Fauquier County Public Library

Famous Flipouts in Literature and Film

Posted by jody on

The philosopher Seneca once said, “There is no great genius without a touch of madness.” It’s likely that we all have a bit of “madness” in us, but for some icons in film and literature, this is how they are remembered. So, as winter roars along and we find ourselves waiting for March Madness to end, the library has compiled a list of some memorable “flipouts” of literature and film.

  • Frankenstein [DVD] : Frankenstein tells the story of Victor Frankenstein, a man whose passion for knowledge leads to the creation of a hideous monster.
  • Sherlock Holmes by Arthur Conan Doyle.  Whether it is Robert Downey, Jr.or Benedict Cumberbatch playing Sherlock, Watson his faithful companion, is surely, to refer to him as “mad.”
  • The Shining by Stephen King.
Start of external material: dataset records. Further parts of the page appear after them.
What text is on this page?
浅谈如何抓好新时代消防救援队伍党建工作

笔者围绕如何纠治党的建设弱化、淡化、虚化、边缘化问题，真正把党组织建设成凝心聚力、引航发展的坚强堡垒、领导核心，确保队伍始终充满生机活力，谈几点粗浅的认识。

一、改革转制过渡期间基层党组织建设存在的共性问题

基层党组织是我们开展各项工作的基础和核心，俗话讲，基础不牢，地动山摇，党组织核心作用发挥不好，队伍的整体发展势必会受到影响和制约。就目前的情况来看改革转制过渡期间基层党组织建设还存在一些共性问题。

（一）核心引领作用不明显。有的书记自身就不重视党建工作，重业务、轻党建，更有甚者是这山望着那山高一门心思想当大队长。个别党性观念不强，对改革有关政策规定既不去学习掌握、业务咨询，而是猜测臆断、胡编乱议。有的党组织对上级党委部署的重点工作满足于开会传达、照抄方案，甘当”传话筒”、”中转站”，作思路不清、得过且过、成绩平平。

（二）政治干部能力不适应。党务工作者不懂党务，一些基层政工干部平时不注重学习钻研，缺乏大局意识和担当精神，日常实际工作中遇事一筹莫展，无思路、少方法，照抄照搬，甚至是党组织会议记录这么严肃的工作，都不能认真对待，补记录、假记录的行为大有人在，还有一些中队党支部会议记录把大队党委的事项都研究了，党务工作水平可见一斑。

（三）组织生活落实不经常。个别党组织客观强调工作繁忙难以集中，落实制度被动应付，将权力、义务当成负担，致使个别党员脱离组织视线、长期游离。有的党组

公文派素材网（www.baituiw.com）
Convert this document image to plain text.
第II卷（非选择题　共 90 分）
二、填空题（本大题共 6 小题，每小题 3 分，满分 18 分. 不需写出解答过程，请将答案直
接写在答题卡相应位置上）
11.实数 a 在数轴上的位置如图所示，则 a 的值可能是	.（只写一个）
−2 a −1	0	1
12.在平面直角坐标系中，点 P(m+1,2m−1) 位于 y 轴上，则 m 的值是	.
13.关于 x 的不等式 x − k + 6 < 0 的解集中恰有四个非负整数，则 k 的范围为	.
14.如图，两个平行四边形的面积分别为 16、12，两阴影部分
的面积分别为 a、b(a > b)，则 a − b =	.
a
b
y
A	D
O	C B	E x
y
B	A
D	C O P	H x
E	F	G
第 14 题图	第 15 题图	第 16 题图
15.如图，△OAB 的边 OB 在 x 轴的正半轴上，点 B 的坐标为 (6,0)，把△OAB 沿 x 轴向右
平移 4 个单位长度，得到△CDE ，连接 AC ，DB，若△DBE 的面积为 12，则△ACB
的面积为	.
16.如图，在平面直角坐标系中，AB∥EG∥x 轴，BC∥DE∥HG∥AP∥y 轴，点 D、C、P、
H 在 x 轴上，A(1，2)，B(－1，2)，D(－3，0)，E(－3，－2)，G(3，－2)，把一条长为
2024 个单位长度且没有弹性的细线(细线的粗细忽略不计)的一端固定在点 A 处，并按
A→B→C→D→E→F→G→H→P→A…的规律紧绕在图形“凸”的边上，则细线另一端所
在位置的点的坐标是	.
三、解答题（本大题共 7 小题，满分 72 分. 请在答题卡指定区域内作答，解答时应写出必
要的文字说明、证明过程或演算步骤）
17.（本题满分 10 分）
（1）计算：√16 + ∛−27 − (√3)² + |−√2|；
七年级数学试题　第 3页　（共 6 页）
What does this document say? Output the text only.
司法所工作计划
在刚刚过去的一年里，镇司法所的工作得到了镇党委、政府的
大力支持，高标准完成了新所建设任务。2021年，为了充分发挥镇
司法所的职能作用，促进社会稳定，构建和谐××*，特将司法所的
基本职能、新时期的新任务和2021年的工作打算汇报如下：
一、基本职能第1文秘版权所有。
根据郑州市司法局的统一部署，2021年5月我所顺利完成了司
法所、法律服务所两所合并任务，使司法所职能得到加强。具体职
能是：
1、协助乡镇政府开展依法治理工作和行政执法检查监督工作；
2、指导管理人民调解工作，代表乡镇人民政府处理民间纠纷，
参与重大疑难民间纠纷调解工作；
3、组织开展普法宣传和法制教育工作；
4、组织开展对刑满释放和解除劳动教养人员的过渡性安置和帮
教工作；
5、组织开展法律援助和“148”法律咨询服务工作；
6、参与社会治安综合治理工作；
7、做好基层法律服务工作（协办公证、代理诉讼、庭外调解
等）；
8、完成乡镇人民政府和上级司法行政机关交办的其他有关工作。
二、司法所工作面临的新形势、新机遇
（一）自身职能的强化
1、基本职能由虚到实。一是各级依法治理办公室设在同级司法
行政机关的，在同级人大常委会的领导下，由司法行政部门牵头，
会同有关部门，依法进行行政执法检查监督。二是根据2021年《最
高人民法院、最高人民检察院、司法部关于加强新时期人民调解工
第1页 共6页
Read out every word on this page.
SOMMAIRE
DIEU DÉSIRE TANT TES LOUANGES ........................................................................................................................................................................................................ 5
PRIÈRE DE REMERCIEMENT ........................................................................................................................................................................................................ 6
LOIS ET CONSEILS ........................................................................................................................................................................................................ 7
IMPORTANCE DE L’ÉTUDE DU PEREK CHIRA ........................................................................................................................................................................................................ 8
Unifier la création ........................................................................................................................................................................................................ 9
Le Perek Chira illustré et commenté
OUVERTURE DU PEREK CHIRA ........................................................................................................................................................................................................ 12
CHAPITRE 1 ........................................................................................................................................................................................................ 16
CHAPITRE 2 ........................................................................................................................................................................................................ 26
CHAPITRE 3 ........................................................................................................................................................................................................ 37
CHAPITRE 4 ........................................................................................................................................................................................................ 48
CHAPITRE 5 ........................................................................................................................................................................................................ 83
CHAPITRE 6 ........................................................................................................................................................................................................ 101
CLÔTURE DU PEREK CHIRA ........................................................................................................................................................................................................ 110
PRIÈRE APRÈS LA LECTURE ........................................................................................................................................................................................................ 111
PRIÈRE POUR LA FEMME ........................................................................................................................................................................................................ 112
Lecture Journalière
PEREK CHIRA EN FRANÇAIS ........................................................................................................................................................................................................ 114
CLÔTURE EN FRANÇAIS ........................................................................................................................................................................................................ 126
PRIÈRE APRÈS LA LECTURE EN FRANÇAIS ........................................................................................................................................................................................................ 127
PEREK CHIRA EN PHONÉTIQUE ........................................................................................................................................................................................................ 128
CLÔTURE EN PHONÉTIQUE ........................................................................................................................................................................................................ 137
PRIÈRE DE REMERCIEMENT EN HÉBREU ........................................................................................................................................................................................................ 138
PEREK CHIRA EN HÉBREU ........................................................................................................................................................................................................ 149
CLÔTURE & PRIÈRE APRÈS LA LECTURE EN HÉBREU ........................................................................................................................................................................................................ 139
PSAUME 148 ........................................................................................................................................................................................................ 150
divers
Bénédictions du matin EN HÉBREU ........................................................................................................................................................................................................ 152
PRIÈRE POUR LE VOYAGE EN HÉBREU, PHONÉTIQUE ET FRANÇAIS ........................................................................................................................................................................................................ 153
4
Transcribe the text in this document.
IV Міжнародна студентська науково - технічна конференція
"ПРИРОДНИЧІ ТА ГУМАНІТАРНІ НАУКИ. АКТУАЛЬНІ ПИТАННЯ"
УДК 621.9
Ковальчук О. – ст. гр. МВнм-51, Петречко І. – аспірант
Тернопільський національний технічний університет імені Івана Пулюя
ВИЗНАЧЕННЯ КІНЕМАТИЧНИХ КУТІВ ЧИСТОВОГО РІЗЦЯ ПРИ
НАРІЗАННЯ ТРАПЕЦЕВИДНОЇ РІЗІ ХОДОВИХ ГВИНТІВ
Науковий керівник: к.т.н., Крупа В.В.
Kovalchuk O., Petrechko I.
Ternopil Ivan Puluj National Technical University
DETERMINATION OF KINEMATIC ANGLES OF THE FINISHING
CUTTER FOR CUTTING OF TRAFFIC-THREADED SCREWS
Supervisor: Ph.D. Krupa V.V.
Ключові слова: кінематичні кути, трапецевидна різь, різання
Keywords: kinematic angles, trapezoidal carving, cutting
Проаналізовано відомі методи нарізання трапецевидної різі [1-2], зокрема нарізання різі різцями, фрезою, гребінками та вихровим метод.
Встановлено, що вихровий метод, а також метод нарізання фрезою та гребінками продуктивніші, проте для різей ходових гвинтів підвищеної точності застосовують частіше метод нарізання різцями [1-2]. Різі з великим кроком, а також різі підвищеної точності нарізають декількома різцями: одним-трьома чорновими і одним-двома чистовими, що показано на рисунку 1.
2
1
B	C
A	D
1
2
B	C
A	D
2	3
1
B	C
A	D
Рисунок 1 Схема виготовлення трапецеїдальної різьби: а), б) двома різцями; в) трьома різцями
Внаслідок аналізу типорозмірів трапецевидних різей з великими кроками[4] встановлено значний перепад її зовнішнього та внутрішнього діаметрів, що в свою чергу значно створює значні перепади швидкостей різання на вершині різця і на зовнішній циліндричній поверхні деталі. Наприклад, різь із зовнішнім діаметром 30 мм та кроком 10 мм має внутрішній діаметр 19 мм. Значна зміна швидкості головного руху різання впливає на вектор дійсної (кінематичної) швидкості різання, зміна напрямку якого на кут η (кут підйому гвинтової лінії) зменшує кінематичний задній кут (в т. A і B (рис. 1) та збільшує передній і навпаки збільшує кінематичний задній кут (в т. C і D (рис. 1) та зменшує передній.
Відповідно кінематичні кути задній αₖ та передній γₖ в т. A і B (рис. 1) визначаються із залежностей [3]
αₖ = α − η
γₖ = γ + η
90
An innocent five year old boy’s mind mirrors the nightmarish secret of a hotels past.Jack Nicholson
  • One Flew Over the Cuckoos Nest by Ken Kesey. One of Jack Nicholson’s most memorable roles as a  free-spirited mental ward inmate whose rebelliousness has him against odds with the head nurse, and his charm launches him to popularity with his fellow inmates.
  • Madness of King George by Alan Bennett. England’s King George III is slowly losing his mind. Meanwhile, the doctors arrive to figure out his condition and his son waits, and plots his next moves.
  • A Beautiful Mind [DVD] Based on the novel by Sylvia Nasar. A biography of John Nash, a mathematical genius. The handsome and arrogant Nash found himself on a painful and harrowing journey of self-discovery. He eventually triumphed over his schizophrenia and received the Nobel Prize.
  • The Professor and the Madman: a tale of murder, insanity, and the making of the Oxford English dictionary by Simon Winchester.  Dr. W. C. Minor, an American expatriate in England and Professor and the Madmana Civil War veteran, answered an appeal from Oxford English Dictionary to “men of letters” to help the huge undertaking of compiling words. Note: Minor was actually a certified lunatic who turned in his dictionary entries from the Broadmoor Criminal Lunatic Asylum.

If the cold seems to be dragging on endlessly and you find yourself  going a little “stir crazy” just remember, there is a bit of genius in all of us.